1956 film by William F. Claxton

Stagecoach to Fury is a 1956 American Western film directed by William F. Claxton and starring Forrest Tucker and Mari Blanchard. It was the first film from Robert L. Lippert's Regal Films; the B picture unit of 20th Century Fox set up to provide second features shot in CinemaScope.

The film, with exteriors shot around Kanab, Utah was nominated for an Academy Award for black-and-white cinematography for the 29th Academy Awards.

Others in the film include Wallace Ford as Judge Lester Farrell, Ellen Corby as Sarah Farrell, Wright King as Ralph Slader, Paul Fix as Tim O'Connors, and Rodolfo Hoyos Jr., as Lorenzo Gracia.

==Plot==
A stagecoach with a mixed group of passenger en route to the town of Fury makes a stop at a layover. Upon arrival the passengers are held up. Lorenzo Garcia and his gang of bandidos capture and disarm the passengers, shooting one when he lowers his hands to stop his falling trousers. The two staff of the coaching stop are missing and presumed murdered.

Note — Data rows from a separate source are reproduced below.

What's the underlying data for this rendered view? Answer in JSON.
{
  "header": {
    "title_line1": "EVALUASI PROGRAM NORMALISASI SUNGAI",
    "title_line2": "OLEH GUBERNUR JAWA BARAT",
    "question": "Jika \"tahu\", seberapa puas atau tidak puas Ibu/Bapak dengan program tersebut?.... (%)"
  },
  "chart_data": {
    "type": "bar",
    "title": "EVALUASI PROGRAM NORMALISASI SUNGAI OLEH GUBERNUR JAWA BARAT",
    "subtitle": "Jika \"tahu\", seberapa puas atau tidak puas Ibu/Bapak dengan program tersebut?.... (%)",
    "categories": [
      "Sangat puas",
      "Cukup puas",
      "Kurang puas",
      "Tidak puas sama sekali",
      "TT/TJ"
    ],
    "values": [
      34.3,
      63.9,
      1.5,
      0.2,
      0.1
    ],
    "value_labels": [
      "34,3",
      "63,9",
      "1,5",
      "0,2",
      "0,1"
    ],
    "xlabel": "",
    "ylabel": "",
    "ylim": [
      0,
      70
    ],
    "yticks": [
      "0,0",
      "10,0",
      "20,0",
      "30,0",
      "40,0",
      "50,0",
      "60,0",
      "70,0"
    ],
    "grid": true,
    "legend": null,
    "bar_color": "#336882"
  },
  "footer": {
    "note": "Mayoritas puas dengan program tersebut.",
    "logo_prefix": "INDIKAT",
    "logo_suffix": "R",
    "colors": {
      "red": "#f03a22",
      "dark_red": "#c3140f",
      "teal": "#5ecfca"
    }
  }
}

Garcia questions former Army captain Frank Townsend, now riding shotgun on the stagecoach, about the location of the shipment of Federal Government gold they expected to be on the stagecoach. After Garcia shoots and wounds Tim O'Connor, the stagecoach driver, to encourage Townsend to give him the information, Townsend reveals that the stagecoach was to remain at the layover until a wagon containing the gold shipment would arrive and transfer the cargo to the stage.

Garcia holds the prisoners as his band awaits the gold shipment. Among the surviving passengers are young gunslinger Ralph Slader, who the bandidos are eager to goad into a gunfight, a cowardly judge escaping the vengeance of criminals, a scheming woman who has arranged to rob and murder her husband, and Townsend's fiancée. (We learn the characters back stories through flashbacks.) Though Garcia explains the passengers will remain safe if they follow his orders, Townsend feels that Garcia would not want any witnesses to his robbery to be left alive. He plots with the judge to overpower the men guarding them so they can warn the wagon with the gold through gunfire. When Garcia and his men ride off to intercept the gold, Townsend and the judge succeed in capturing their guards, they warn the gold wagon, and Townsend rides off to stop Garcia from getting the gold. As Garcia and his men wage a gun battle with the men on the gold wagon, Townsend arrives and begins picking off Garcia's men from a nearby mountain. Eventually only Garcia is left, and Townsend kills him in a duel on horseback.

==Production==
Parts of the film were shot in the Gap in Utah.

==Reception==
The film grossed $250,000 in its first five months and Variety estimated it to earn $600,000.

==Quotes==
"Justice sometimes moves in strange company. Its judgement is not always empty. Though its sting be cruel."